Sono diverse settimane che mi serpeggia dentro uno strano
senso di solitudine, quella dal sapore amaro, dalla sensazione di mancanza, dal
colere un po’ grigiastro, non mi è mai successo di sentirla così viva e di
percepirla appartenente al mio quotidiano. Da quando ho scoperto e scelto la
vita di Nazareth non ho mai smesso di cercare e ritagliare per me momenti di
deserto, di solitudine, salvaguardando il più possibile quell’ascolto interiore
che mi ha permesso di andare fino in fondo nella mia vita, di cogliere le
sfumature delle scelte che di volta in volta desideravo assumere; addentrarsi
nel deserto interiore non è mai troppo facile, soprattutto quando si ha poca
consapevolezza di sé, e quando ci si è ritagliati addosso un immagine tutto
sommato accettabile, anche se non pienamente aderente alla propria realtà,
mettersi in cammino in questo deserto può sembrare un atto di coraggio, un
avventura pericolosa, una sfida alla propria vulnerabilità, sicuramente è tutto
questo, ma per me principalmente è sempre stata la scelta di “non barare con me
stesso”, a volte e in certi passaggi della mia vita il prezzo è stato molto
alto, ma ne è valsa la pena, sempre.
Camminare sulla sabbia rende il passo appesantito, avanzare
richiede il doppio della forza per contrastare quello sprofondare continuo, man
mano che si avanza il corpo si getta sempre più in avanti, quasi che gettando
il proprio peso più in là i passi si liberano meglio dall’invischiamento dei
granelli; l’esperienza del procedere sulla sabbia credo che descriva bene l’esperienza
stessa del deserto interiore.
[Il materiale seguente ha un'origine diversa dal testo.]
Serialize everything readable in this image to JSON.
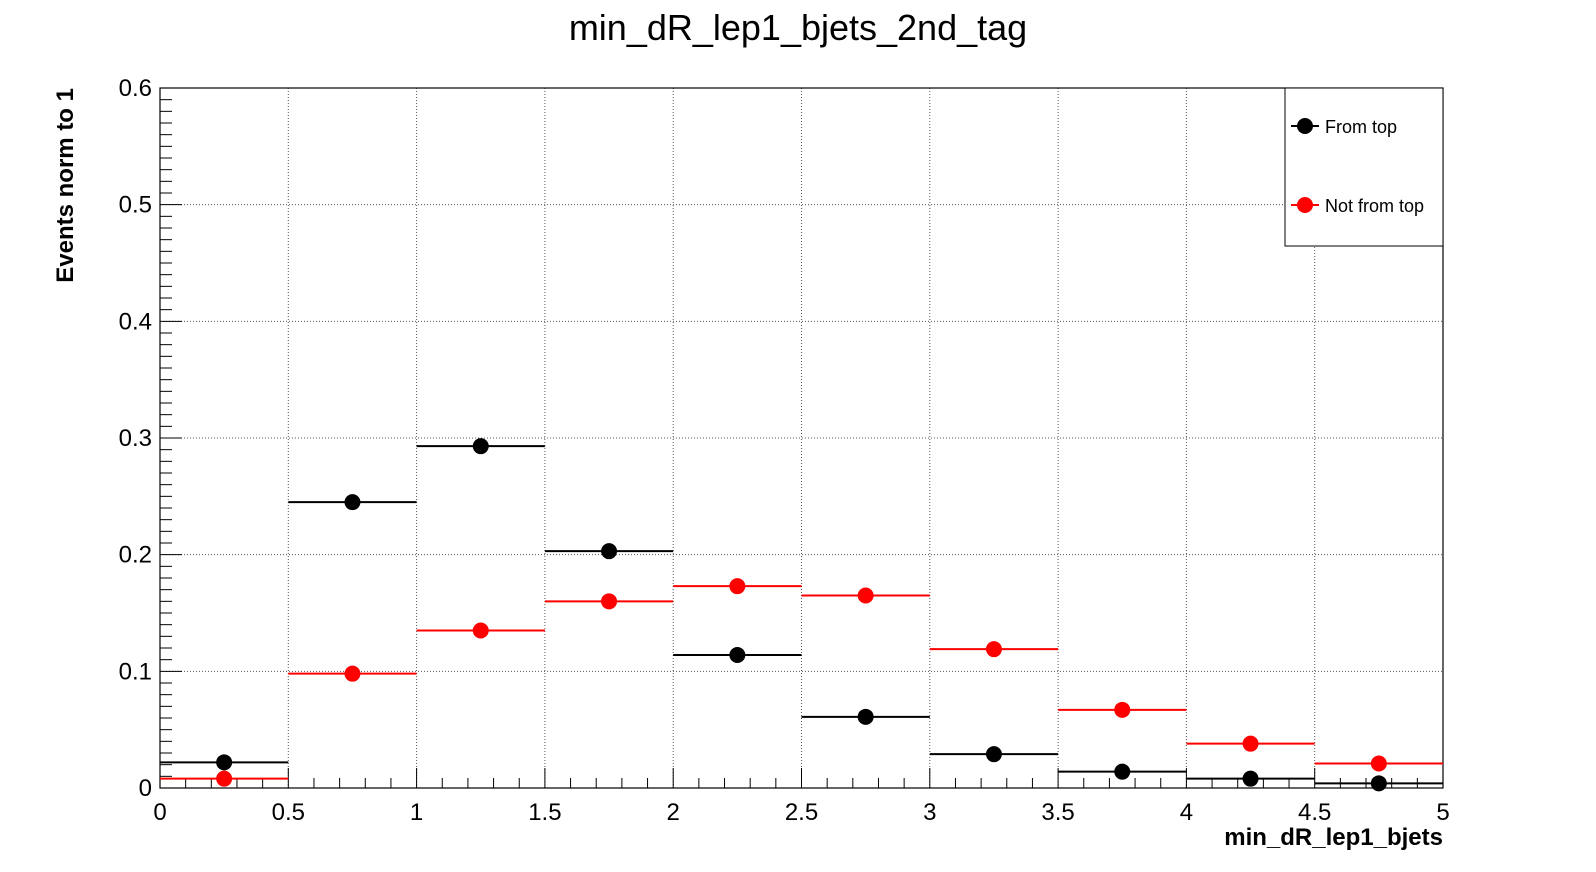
{
  "chart_data": {
    "type": "scatter",
    "title": "min_dR_lep1_bjets_2nd_tag",
    "xlabel": "min_dR_lep1_bjets",
    "ylabel": "Events norm to 1",
    "xlim": [
      0,
      5
    ],
    "ylim": [
      0,
      0.6
    ],
    "grid": true,
    "legend_position": "top-right",
    "x_ticks": [
      "0",
      "0.5",
      "1",
      "1.5",
      "2",
      "2.5",
      "3",
      "3.5",
      "4",
      "4.5",
      "5"
    ],
    "y_ticks": [
      "0",
      "0.1",
      "0.2",
      "0.3",
      "0.4",
      "0.5",
      "0.6"
    ],
    "bin_edges": [
      0,
      0.5,
      1,
      1.5,
      2,
      2.5,
      3,
      3.5,
      4,
      4.5,
      5
    ],
    "series": [
      {
        "name": "From top",
        "color": "#000000",
        "values": [
          0.022,
          0.245,
          0.293,
          0.203,
          0.114,
          0.061,
          0.029,
          0.014,
          0.008,
          0.004
        ]
      },
      {
        "name": "Not from top",
        "color": "#ff0000",
        "values": [
          0.008,
          0.098,
          0.135,
          0.16,
          0.173,
          0.165,
          0.119,
          0.067,
          0.038,
          0.021
        ]
      }
    ]
  }
}
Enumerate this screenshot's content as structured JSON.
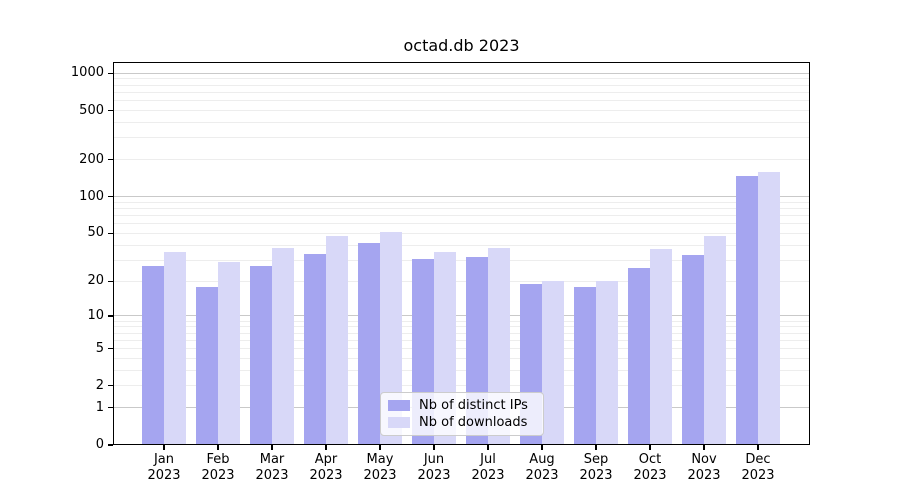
{
  "chart_data": {
    "type": "bar",
    "title": "octad.db 2023",
    "categories": [
      {
        "month": "Jan",
        "year": "2023"
      },
      {
        "month": "Feb",
        "year": "2023"
      },
      {
        "month": "Mar",
        "year": "2023"
      },
      {
        "month": "Apr",
        "year": "2023"
      },
      {
        "month": "May",
        "year": "2023"
      },
      {
        "month": "Jun",
        "year": "2023"
      },
      {
        "month": "Jul",
        "year": "2023"
      },
      {
        "month": "Aug",
        "year": "2023"
      },
      {
        "month": "Sep",
        "year": "2023"
      },
      {
        "month": "Oct",
        "year": "2023"
      },
      {
        "month": "Nov",
        "year": "2023"
      },
      {
        "month": "Dec",
        "year": "2023"
      }
    ],
    "series": [
      {
        "name": "Nb of distinct IPs",
        "color": "#a5a5f0",
        "values": [
          27,
          18,
          27,
          34,
          42,
          31,
          32,
          19,
          18,
          26,
          33,
          147
        ]
      },
      {
        "name": "Nb of downloads",
        "color": "#d8d8f8",
        "values": [
          35,
          29,
          38,
          48,
          51,
          35,
          38,
          20,
          20,
          37,
          48,
          160
        ]
      }
    ],
    "yscale": "log10(1+v)",
    "yticks": [
      0,
      1,
      2,
      5,
      10,
      20,
      50,
      100,
      200,
      500,
      1000
    ],
    "ylim": [
      0,
      1234
    ],
    "grid": true,
    "grid_major_values": [
      1,
      10,
      100,
      1000
    ],
    "legend_position": "lower center"
  },
  "colors": {
    "major_grid": "#c9c9c9",
    "minor_grid": "#ededed",
    "axis": "#000000",
    "legend_border": "#cccccc",
    "legend_background": "rgba(255,255,255,0.8)"
  }
}
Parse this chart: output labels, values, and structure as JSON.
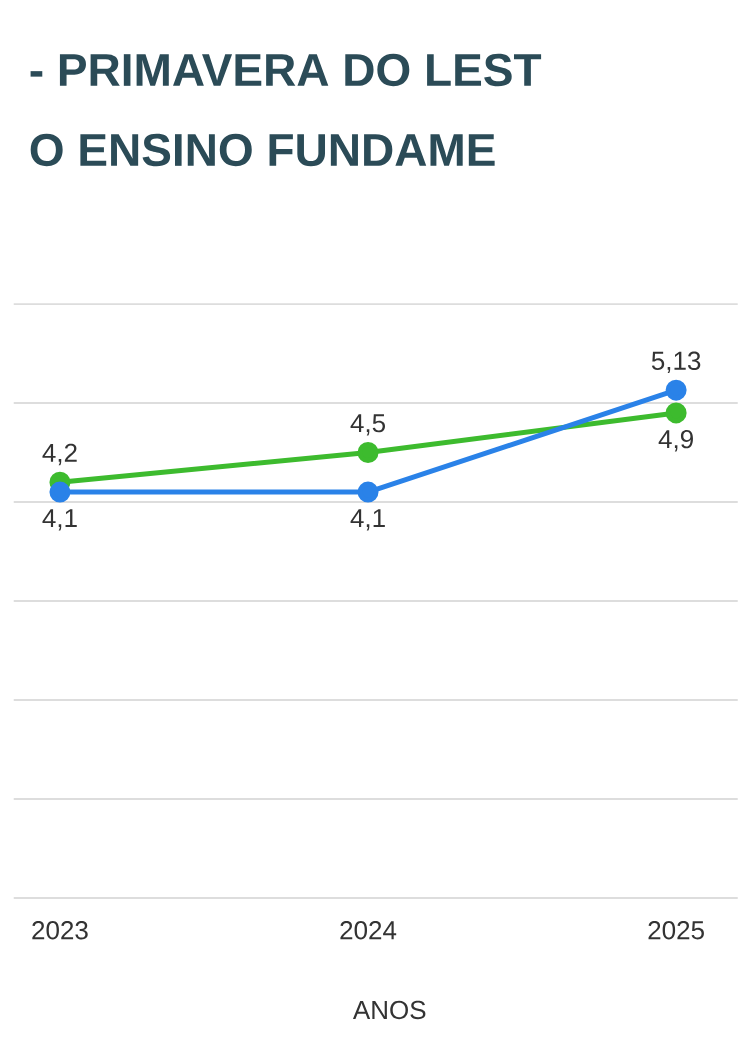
{
  "chart_data": {
    "type": "line",
    "title": "- PRIMAVERA DO LEST",
    "subtitle": "O ENSINO FUNDAME",
    "xlabel": "ANOS",
    "categories": [
      "2023",
      "2024",
      "2025"
    ],
    "series": [
      {
        "color": "#3dbb2e",
        "values": [
          4.2,
          4.5,
          4.9
        ],
        "value_labels": [
          "4,2",
          "4,5",
          "4,9"
        ]
      },
      {
        "color": "#2a82e8",
        "values": [
          4.1,
          4.1,
          5.13
        ],
        "value_labels": [
          "4,1",
          "4,1",
          "5,13"
        ]
      }
    ],
    "ylim": [
      0,
      6
    ],
    "yticks": [
      {
        "value": 0,
        "label": null
      },
      {
        "value": 1,
        "label": null
      },
      {
        "value": 2,
        "label": null
      },
      {
        "value": 3,
        "label": null
      },
      {
        "value": 4,
        "label": null
      },
      {
        "value": 5,
        "label": null
      },
      {
        "value": 6,
        "label": null
      }
    ],
    "grid": "y",
    "marker": "circle",
    "line_style": "solid",
    "tick_labels": "x"
  }
}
Sarà anche una fatica immane, un procedere con un
dispendio di energia eccessiva, potrebbe anche rallentare la conquista della
meta, non importa, camminare nel proprio deserto interiore ti porta al cuore
delle tue melodie intime, stonate o armoniche che siano e questo, è l’ascolto
che ripaga ogni fatica.
Questi ritagli di solitudine sono stati sempre più centrali
nel mio cammino, essenziali in quanto esperienza di intimità profonda, sempre possibile,
come sempre possibile è stata la certezza di cogliere la mia solitudine abitata
da tempo e con estrema delicatezza e forza, da Lui.
Non pretendere, ma
accogliere; non forzare, ma lasciar fluire; non condizionare, ma fidarsi; non
manipolare, ma abbandonarsi: un continuo cambio di prospettiva, questo ha generato
il Suo abitarmi.
Perdendo di vista questo modo di abitare la storia umana ho trovato le tinte scure della solitudine disabitata…il mio io ha tolto il posto ad un Tu.